QBARS - v27n4 R. 'Windbeam' A. E.
R. 'Windbeam' A. E.
Gordon E. Jones, Director, Planting Fields Arboretum
R. 'Windbeam' A. E.
Photo by Joan Knapp |
'Windbeam' has rapidly become one of the most popular small-leaved hybrids on the East Coast because of its superior plant habit, reliable hardiness and abundant flowering. A seedling of the late Joseph Gable's 'Conestoga', a cross between R. carolinianum x R. racemosum , which was grown, selected and named by Guy Nearing after an impressive performance in his plantings in northern New Jersey.

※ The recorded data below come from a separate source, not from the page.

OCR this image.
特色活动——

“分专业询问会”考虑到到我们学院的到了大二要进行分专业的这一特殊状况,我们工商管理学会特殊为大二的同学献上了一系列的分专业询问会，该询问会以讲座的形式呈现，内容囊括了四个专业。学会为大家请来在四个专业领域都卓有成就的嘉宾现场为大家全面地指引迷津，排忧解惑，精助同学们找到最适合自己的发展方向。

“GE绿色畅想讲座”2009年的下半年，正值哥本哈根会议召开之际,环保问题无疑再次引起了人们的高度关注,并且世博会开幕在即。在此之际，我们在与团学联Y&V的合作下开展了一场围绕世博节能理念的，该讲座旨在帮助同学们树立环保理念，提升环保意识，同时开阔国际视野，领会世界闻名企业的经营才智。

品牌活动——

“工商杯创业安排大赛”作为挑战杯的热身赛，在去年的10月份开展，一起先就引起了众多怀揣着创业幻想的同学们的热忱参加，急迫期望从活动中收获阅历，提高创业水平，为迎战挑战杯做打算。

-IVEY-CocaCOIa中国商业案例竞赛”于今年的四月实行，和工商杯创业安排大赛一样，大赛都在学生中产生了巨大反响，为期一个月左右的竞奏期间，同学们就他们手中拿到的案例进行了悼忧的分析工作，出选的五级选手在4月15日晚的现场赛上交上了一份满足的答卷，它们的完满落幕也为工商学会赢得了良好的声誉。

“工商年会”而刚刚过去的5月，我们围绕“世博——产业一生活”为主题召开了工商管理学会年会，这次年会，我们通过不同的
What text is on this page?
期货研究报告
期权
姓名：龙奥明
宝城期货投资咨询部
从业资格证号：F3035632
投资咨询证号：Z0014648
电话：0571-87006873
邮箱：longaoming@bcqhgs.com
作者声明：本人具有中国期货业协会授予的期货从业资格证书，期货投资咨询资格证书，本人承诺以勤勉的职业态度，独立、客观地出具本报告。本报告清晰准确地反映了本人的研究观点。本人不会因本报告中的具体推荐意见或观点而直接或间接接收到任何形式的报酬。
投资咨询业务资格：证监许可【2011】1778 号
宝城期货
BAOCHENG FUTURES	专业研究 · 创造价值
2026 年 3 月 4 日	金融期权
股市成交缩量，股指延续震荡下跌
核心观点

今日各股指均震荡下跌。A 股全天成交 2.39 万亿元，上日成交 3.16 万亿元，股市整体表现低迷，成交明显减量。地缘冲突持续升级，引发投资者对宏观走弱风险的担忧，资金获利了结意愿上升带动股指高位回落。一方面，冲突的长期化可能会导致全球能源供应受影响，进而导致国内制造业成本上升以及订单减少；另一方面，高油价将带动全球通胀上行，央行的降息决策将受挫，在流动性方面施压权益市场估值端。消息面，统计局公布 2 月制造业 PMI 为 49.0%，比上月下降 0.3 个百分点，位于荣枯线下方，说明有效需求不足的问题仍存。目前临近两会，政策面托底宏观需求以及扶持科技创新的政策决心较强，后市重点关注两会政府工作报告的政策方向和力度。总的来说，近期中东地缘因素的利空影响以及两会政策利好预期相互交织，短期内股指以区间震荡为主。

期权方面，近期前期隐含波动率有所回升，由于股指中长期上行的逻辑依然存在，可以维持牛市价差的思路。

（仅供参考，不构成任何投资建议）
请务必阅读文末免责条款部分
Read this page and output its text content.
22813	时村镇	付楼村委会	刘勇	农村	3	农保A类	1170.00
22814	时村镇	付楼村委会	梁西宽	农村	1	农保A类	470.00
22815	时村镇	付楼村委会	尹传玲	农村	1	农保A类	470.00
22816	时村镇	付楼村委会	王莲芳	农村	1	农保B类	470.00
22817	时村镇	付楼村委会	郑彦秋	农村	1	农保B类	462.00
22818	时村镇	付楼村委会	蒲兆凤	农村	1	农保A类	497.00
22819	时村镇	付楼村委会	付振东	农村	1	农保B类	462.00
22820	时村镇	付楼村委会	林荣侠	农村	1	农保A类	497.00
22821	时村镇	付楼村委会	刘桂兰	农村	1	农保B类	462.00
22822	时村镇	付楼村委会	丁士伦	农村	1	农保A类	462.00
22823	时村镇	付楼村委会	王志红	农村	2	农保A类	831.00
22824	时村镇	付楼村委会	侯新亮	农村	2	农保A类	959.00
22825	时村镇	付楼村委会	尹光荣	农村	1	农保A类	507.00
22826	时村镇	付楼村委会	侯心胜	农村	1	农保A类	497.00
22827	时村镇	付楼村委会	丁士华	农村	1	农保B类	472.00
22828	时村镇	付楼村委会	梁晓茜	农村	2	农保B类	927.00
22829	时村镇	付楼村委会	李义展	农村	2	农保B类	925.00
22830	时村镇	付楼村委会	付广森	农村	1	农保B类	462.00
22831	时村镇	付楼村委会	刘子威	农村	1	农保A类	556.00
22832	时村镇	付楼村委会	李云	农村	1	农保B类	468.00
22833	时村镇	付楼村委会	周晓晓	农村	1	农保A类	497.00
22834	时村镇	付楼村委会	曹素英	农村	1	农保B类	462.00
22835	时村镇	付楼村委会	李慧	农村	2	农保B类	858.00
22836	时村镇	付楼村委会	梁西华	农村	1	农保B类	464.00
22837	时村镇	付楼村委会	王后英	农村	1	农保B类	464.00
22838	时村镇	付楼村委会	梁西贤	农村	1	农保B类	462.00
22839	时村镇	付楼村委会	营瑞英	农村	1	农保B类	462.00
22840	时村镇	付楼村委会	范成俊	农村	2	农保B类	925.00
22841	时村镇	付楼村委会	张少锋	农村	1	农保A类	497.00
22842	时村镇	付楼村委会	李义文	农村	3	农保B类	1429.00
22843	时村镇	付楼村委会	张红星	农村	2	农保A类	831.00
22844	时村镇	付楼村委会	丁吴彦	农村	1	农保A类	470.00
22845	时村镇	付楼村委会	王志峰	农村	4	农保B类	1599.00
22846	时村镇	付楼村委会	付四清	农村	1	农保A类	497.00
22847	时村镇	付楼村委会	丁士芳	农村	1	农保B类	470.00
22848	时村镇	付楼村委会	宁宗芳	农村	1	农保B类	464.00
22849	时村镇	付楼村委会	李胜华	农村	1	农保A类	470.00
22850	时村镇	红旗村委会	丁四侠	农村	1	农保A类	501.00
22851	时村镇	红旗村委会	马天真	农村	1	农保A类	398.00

'Windbeam' has attractive evergreen leaves like those of R. carolinianum but much smaller, the branches slender and graceful, the habit dwarfish and compact, with many stems spreading from the base. The original plant, raised at Ridgewood, New Jersey, grew to a height of six feet in its first twenty years. Flowers open in large erect clusters smothering the whole plant about May 10th in New Jersey and on Long Island, with bloom apricot in tint in bud to pure white when fully open. After three or four days the white flowers become suffused with soft pink. Sterile and setting no seeds, the faded flowers need not be removed, and the plant produces a great abundance of bloom every year. Mr. Nearing reports that flower buds may be injured at temperatures of 20° or so below zero.
Certainly one of the most floriferous hybrids, 'Windbeam' makes an admirable display in a foundation planting or evergreen shrub border, best with light shade. Plants respond well to pruning. It propagates readily from cuttings.